It is learning to look at yourself exactly as you are. See what is there,
accept it fully. Only then can you change it.
Misconception #8- Meditation is a great way to get high
Well, yes and no. Meditation does produce lovely blissful
feelings sometimes. But they are not the purpose, and they don't always occur.
Furthermore , if you do meditation with that purpose in mind, they are less
likely to occur than if you just meditate for the actual purpose of meditation,
which is increased awareness. Bliss results from relaxation, and relaxation
results from r! ! elease of tension. Seeking bliss from meditation introduces
tension into the process, which blows the whole chain of events. It is a Catch-22.
You can only have bliss if you don't chase it. .. Euphoria is not the purpose
of meditation. It will often arise, but is to be regarded as a by-product.
Still, it is a very pleasant side-effect, and it becomes more and more frequent
the longer you meditate. ..
Misconception #9- Meditation is selfish
It certainly looks that way. There sits the meditator parked
on his little cushion. Why is he doing this? His intention is to purge his
own mind of anger, prejudice and ill-will. He is actively engaged in the process
of getting rid of greed, tension and insensitivity. Those are the very items
which obstruct his compassion for others. Until they are gone, any good works
that he does are likely to be just an extension of his own ego and of no real
help in the long run. ..Through meditation we become aware of ourselves exactly
as we are, by waking up to the numerous subtle ways that we manifest our own
selfishness. Then we truly begin to be genuinely selfless. Cleansing yourself
of selfishness is not a selfish activity.
Misconception #10- When you meditate, you sit around thinking
lofty thoughts
Wrong again. There are certain systems of contemplation in
which this sort of thing is done. But that is not Vipassana. Vipassana is
the practice of awareness. Awareness of whatever is there, be it supreme truth
or crummy trash. What is there is there. Of course, lofty aesthetic thoughts
may arise during your practice. They are certainly not to be avoided. Neither
are they to be sought. They are just pleasant side-effects. Vipassana is a
simple practice. It consists of experiencing your own life events directly,
without preference and without mental images pasted to them.

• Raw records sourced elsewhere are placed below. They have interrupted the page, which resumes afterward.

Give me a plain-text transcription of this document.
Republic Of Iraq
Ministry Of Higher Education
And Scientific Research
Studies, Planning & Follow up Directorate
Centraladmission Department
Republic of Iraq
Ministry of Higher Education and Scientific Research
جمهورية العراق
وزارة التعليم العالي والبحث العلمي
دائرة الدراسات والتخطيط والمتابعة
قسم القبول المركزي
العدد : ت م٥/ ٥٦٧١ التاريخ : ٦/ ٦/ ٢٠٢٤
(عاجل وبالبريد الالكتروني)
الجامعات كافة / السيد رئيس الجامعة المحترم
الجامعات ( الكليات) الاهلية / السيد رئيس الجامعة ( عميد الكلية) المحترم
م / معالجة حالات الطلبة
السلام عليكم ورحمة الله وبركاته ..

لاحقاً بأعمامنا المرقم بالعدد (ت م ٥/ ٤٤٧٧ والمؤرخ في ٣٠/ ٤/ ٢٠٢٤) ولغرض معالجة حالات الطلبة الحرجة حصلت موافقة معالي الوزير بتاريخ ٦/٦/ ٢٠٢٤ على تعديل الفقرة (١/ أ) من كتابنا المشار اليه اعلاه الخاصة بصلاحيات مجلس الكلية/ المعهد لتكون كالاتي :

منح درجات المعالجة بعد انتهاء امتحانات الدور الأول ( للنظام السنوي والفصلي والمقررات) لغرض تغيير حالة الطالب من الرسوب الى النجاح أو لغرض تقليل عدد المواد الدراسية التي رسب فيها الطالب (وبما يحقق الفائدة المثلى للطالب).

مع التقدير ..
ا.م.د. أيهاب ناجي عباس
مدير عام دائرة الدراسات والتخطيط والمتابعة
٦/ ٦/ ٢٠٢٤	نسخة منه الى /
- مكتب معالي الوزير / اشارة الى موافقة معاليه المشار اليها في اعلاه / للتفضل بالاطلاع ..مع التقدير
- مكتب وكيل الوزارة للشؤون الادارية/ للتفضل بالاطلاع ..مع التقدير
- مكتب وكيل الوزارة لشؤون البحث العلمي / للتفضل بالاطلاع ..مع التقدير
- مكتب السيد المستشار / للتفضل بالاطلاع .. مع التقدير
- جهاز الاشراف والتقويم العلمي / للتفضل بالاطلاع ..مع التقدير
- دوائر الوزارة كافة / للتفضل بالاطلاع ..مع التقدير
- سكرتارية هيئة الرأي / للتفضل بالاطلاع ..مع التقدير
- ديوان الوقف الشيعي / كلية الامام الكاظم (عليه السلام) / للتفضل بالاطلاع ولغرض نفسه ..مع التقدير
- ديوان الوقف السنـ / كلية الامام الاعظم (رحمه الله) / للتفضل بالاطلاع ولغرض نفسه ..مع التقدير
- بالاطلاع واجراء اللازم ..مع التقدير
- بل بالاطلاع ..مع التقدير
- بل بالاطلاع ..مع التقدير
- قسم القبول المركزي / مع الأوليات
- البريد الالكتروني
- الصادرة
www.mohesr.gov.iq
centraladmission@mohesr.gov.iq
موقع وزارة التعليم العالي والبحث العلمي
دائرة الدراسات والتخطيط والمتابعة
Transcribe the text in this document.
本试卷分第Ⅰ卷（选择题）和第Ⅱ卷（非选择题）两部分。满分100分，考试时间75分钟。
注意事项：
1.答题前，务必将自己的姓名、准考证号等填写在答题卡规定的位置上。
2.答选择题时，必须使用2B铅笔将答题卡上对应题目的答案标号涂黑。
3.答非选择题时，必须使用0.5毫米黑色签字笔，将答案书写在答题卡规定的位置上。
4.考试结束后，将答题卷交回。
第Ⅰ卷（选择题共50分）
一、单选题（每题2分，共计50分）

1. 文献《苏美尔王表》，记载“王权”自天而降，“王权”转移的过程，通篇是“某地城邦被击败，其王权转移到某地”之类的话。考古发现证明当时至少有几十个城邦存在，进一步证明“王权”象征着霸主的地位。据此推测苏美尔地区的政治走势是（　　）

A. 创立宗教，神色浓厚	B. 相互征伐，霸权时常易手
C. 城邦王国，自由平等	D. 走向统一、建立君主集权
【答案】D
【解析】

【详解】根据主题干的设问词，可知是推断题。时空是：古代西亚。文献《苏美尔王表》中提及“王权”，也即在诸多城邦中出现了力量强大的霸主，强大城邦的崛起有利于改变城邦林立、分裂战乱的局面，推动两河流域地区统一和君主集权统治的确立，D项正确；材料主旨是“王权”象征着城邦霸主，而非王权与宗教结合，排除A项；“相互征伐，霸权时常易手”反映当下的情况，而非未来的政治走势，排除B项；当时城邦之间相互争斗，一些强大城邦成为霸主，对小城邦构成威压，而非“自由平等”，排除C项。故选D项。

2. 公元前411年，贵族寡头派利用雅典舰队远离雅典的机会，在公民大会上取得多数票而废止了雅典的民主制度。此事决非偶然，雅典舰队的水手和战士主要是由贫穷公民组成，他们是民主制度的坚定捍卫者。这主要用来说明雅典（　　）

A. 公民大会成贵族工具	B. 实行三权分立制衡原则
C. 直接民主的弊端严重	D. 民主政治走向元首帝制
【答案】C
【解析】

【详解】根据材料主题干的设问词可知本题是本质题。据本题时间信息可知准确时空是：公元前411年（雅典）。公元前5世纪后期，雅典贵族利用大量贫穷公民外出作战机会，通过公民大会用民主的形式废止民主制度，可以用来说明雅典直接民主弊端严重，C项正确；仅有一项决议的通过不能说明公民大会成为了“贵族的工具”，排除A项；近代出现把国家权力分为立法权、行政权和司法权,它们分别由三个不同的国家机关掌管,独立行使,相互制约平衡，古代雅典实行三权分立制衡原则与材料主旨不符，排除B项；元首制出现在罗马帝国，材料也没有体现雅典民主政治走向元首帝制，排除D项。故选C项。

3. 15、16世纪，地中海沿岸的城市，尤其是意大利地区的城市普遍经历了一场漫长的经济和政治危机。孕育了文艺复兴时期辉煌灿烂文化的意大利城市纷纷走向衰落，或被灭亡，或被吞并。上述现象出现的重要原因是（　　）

Vipassana is
seeing your life unfold from moment to moment without biases. What comes up
comes up.
Misconception #11- A couple of weeks of meditation and all
my problems will go away
Sorry, meditation is not a quick cure-all. You will start
seeing changes right away, but really profound effects are years down the
line. That is just the way the universe is constructed. Nothing worthwhile
is achieved overnight. Meditation is tough in some respects. It requires a
long discipline and sometimes a painful process of practice. At each sitting
you gain some results, but those results are often very subtle. They occur
deep within the mind, only to manifest much later. And if you are sitting
there constantly looking for some huge instantaneous cha! ! nges, you will
miss the subtle shifts altogether. You will get discouraged, give up and swear
that no such changes will ever occur. Patience is the key. Patience. If you
learn nothing else from meditation, you will learn patience. And that is the
most valuable lesson available.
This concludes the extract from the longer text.